Tim Woodcock writes… This is a very striking photo that encountered recently. I received it embedded in an email from an organization called Embrace the Middle East. While its meaning might seem plain, there was no caption, so I put it aside for a few days, assuming that it was a tragic candid photo of a church nativity scene, somewhere in the Palestine/Israel area, in which the church had been badly damaged. But there is more to the story than that...

Several days later, it occurred to me that with the wonders of technology, I could do a “reverse image search” online to find out what exactly the photo was portraying. Many companies offer this feature; Google’s search worked best for me.

It’s an image from Bethlehem that began to be circulated about 10 days ago. It does not show a recently bombed church at all but is an artistically created creche in the Evangelical Lutheran Christmas Church in Bethlehem.
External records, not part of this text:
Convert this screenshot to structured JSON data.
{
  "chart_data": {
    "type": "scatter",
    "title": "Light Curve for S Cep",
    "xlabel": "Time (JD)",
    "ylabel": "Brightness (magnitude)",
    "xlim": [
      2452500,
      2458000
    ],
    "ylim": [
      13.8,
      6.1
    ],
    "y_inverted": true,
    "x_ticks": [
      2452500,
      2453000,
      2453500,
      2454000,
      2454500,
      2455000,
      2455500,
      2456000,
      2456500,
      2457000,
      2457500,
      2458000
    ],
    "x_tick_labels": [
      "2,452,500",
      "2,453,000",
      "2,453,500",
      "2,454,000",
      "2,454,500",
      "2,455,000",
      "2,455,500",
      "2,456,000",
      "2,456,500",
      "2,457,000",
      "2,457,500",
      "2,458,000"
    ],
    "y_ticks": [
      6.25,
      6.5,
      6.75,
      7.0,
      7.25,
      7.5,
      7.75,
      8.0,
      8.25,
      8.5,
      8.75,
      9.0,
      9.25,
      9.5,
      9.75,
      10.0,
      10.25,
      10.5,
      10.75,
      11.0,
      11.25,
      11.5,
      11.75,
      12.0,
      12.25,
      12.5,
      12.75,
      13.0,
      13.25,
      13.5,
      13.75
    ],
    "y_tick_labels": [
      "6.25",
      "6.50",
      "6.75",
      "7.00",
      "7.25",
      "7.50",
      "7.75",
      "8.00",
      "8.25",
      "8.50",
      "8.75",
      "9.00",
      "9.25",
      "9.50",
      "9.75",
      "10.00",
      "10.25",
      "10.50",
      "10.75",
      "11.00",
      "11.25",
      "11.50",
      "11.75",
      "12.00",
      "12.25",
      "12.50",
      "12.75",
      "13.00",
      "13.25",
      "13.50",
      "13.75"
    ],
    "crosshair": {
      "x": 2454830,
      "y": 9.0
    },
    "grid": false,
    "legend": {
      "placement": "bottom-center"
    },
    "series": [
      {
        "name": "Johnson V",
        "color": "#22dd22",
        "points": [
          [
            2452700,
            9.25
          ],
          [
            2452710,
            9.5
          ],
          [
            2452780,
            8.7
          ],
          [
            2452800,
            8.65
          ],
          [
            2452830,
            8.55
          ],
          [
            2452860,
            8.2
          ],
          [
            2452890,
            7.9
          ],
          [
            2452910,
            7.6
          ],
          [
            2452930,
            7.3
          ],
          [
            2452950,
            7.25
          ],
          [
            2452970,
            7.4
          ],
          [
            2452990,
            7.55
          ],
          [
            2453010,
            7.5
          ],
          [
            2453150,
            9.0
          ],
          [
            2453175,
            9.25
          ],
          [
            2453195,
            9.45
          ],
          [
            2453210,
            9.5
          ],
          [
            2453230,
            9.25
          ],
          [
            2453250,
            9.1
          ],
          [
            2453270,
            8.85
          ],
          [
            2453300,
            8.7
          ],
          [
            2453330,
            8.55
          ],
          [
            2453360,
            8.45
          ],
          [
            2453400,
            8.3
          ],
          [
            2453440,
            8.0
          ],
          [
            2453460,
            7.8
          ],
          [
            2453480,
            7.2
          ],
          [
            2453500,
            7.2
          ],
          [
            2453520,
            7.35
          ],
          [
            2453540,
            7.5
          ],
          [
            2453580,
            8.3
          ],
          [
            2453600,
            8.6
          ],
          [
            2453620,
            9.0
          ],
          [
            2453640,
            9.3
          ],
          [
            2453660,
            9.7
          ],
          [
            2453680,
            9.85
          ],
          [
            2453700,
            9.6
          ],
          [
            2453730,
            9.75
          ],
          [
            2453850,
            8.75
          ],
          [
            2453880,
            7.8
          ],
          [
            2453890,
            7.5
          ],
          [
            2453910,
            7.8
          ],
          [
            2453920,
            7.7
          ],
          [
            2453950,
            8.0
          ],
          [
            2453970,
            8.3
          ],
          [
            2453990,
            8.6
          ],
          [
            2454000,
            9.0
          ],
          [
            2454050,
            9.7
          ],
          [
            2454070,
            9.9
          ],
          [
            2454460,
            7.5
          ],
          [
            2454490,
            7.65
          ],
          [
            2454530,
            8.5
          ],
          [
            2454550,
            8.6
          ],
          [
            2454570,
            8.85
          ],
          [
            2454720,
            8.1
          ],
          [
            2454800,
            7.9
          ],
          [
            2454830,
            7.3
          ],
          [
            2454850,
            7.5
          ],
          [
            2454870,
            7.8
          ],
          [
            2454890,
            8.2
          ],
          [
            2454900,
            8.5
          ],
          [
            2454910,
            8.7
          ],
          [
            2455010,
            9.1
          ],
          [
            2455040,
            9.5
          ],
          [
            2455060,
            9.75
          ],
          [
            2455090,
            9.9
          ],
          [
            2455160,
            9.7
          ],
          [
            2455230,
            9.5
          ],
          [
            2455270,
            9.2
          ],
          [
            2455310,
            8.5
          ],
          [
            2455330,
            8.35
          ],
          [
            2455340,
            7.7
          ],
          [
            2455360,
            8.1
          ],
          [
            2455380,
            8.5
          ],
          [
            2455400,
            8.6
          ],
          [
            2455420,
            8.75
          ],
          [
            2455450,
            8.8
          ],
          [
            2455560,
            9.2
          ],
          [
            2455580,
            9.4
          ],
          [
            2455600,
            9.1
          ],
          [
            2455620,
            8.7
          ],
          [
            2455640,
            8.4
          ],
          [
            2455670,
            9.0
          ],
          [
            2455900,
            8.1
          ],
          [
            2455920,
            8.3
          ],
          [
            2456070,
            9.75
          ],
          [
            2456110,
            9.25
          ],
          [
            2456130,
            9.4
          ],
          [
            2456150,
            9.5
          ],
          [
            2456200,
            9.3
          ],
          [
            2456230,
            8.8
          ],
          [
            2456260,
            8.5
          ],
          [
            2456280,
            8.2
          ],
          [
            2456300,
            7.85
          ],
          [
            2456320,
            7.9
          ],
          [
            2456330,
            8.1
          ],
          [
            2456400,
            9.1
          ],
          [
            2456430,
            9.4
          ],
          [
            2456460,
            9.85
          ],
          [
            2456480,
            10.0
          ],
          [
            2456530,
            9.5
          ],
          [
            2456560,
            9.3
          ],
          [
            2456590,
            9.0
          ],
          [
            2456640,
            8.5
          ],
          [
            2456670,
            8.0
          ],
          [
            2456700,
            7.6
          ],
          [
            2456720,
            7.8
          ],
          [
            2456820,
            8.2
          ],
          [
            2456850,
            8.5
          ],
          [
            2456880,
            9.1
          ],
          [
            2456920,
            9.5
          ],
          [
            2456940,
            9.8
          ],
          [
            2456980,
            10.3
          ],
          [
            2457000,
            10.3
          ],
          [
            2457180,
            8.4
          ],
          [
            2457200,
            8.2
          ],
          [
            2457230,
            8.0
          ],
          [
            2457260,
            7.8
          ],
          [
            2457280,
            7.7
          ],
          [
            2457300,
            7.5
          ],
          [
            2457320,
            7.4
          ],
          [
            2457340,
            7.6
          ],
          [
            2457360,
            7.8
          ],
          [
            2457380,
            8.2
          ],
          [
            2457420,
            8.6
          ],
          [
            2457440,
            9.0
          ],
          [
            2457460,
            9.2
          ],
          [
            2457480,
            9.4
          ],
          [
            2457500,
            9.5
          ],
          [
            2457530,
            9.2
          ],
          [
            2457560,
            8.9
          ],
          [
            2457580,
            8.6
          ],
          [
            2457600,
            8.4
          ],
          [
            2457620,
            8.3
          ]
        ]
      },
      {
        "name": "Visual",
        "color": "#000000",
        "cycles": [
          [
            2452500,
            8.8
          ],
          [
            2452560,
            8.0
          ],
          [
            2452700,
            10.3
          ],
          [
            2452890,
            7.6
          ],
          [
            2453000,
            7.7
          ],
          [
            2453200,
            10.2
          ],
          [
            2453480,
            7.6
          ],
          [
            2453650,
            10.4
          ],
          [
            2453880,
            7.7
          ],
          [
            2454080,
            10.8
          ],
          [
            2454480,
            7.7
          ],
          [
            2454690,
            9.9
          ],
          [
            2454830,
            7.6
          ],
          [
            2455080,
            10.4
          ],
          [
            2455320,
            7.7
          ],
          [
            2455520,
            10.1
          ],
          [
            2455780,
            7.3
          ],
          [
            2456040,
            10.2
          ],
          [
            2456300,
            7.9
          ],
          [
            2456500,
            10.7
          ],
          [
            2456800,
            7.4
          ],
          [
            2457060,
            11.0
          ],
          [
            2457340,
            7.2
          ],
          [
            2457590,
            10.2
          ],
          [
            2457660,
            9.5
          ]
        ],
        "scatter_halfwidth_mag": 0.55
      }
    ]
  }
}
To reflect the warzone around them, the church create the seasonal decoration out of debris from nearby streets, placing it where the church would typically locate a Christmas tree.

In the absolute center of the image above, there is a toy baby (not a Jesus figure per se), representing a child trapped under the rubble. The toy baby wrapped is in the traditional Palestinian fabric known as keffiyeh and nearby there are also broken branches, candles, and icons.

Other photos of the same scene make the full context much clearer, including the sapling of an olive tree, a sign of hope, which was not visible in the tightly cropped image that I first saw.